Пятнадцать лет стажа, две тысячи выездов, четыре выговора и одна медаль, которую я так и не забрал из конторы. Я умею считать риск — это, если честно, единственное, что я по-настоящему умею. Не лезть красиво, а считать, сколько у меня осталось, и лезть ровно на эту сумму, ни секундой дольше. Вот и сейчас: сижу на балконе, передаю мелкого через перила второму номеру, а в голове идёт ровный отсчёт. Кровля дала просадку, звук пошёл гулкий.
Это плохой звук.
А потом мелкий говорит:
— Там Санька.
Ну конечно. Всегда есть Санька.
— Где Санька? Смотри на меня. Где он?
— В ванной, — сказал мелкий очень спокойно, как говорят те, кто уже надышался. — Он дверь подпёр. Он боится.
Логично. Все боятся. Я, между прочим, тоже, просто мне за это платят.
Дальше было двадцать восемь секунд. Я прошёл коридор по памяти, нащупал дверь ванной и выдернул её вместе с косяком — подпёрта она была изнутри тазом, потому что Саньке восемь и Санька тоже умел считать риск, просто считал его неправильно. Схватил, развернулся, и тут наверху что-то мягко ухнуло, будто кто-то очень большой сел на диван. Я успел сделать ровно одно: кинул пацана вперёд, в проём, где уже стояло второе звено и орало так, что было слышно сквозь маску.
А потом сверху пришла вся эта пятиэтажка целиком.
Больно не было, врут, что больно. Было тесно, очень тихо, и в этой тишине кто-то посторонний спокойно сказал: «Ну и дурак».
Сам такой.
Очнулся я от того, что мне холодно в спину. Это, кстати, была первая мысль — не «где я» и не «что со мной», а именно «холодно в спину»: пятнадцать лет тебя учат, что сначала надо определить, чем ты дышишь и на чём лежишь, а уже потом задавать вопросы мирозданию. Вторая мысль была лучше первой: если холодно в спину и жёстко под лопатками, значит, спина есть и лопатки тоже. Для человека, на которого только что сложилось перекрытие, новость просто отличная.

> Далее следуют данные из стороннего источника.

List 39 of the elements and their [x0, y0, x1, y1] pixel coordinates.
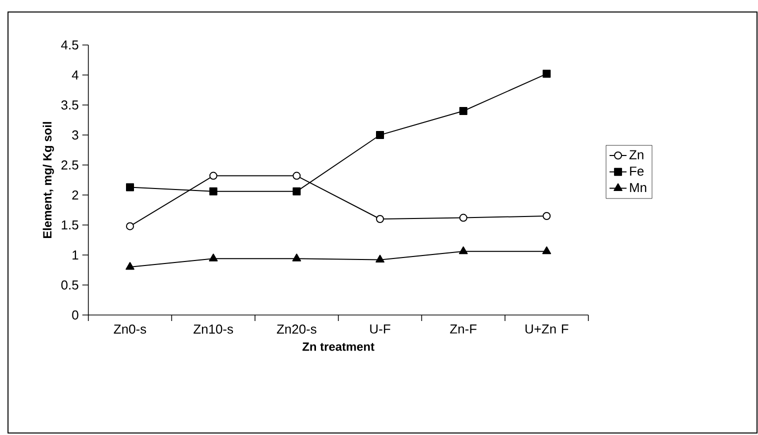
point: [458, 246, 468, 254]
point: [542, 212, 551, 220]
y-tick-label: 4.5: [61, 40, 78, 50]
y-tick-label: 0: [72, 310, 78, 320]
y-axis-title: Element, mg/ Kg soil: [42, 122, 54, 238]
y-tick-label: 2.5: [61, 160, 78, 170]
x-tick-label: Zn20-s: [276, 324, 316, 334]
y-tick-label: 3: [72, 130, 78, 140]
point: [208, 254, 218, 262]
point: [376, 130, 384, 139]
point: [459, 106, 468, 115]
y-tick-label: 0.5: [61, 280, 78, 290]
legend-label: Mn: [630, 183, 646, 192]
y-tick-label: 1: [72, 250, 78, 260]
x-axis-title: Zn treatment: [302, 342, 374, 351]
point: [376, 214, 384, 223]
y-tick-label: 1.5: [62, 220, 78, 230]
point: [126, 222, 134, 230]
legend-label: Zn: [629, 150, 644, 160]
y-tick-label: 2: [72, 190, 78, 200]
x-tick-label: Zn0-s: [114, 324, 146, 334]
point: [292, 172, 301, 180]
point: [209, 187, 218, 196]
point: [459, 214, 468, 222]
point: [209, 172, 218, 180]
point: [126, 183, 134, 192]
y-tick-label: 3.5: [61, 100, 78, 110]
point: [542, 246, 552, 254]
point: [292, 254, 302, 262]
x-tick-label: Zn10-s: [194, 324, 234, 334]
x-tick-label: U-F: [370, 324, 390, 334]
x-tick-label: U+Zn F: [526, 324, 568, 334]
point: [126, 262, 134, 270]
point: [542, 70, 551, 78]
x-tick-label: Zn-F: [450, 324, 476, 334]
point: [376, 254, 384, 263]
point: [292, 187, 301, 196]
y-tick-label: 4: [72, 70, 78, 80]
legend-label: Fe: [630, 166, 644, 176]
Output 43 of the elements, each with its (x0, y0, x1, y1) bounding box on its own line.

Открывать глаза я не торопился — сначала опись имущества. Руки на месте, обе. Ноги на месте, обе, и в коленях гнутся. Голова гудит ровно, без пульсации: сотрясение, лёгкое, бывало хуже. Рёбра целы, дыхание не рвёт. Запах — дым, но не свежий, а недельной давности, въевшийся в волосы и в одежду. А под щекой не простыня, а что-то суконное и колючее. Так. И где тогда приёмный покой, где бригада и почему так тихо?
Я открыл глаза. Потолок был низкий, бревенчатый, закопчённый до черноты, и до него было аршина три. Между брёвнами торчала пакля, по пакле деловито шёл таракан, и таракан был размером с мою фалангу.
— М-да, — сказал я вслух. — Это не реанимация.
Голос оказался не мой: выше на терцию и моложе лет на пятнадцать. Я поднял руку к лицу, и рука тоже оказалась не моя — молодая, тонкая, жилистая, с обломанными ногтями. На тыльной стороне левой кисти ожог недельной давности, розовый, уже не болит, а только чешется. На большом пальце мозоль от чего-то узкого. От пера, наверное.
Знаете, что самое странное? Я не испугался. Лежу в чужом теле, под чужим потолком, с чужой мозолью на пальце, а внутри полная рабочая тишина — такая же, как на адресе, когда из машины уже видно, что там не задымление, а полноценный этаж, и всё, что ты сейчас подумаешь, определит, сколько человек доедет до больницы. Паниковать буду потом. По записи, в отпуске, за свой счёт.
Пока — считать.
Считать оказалось из чего. Память в этой голове лежала чужая, но лежала вся, целиком и аккуратно, как инструмент на щите: подходи и бери. Не личность — личность выгорела начисто, от неё осталась зола да пара привычек, — а именно знания. Имена. Цены. Дорога до реки. Кто в доме главный. Спасибо, парень, ты был не силён, но памятлив.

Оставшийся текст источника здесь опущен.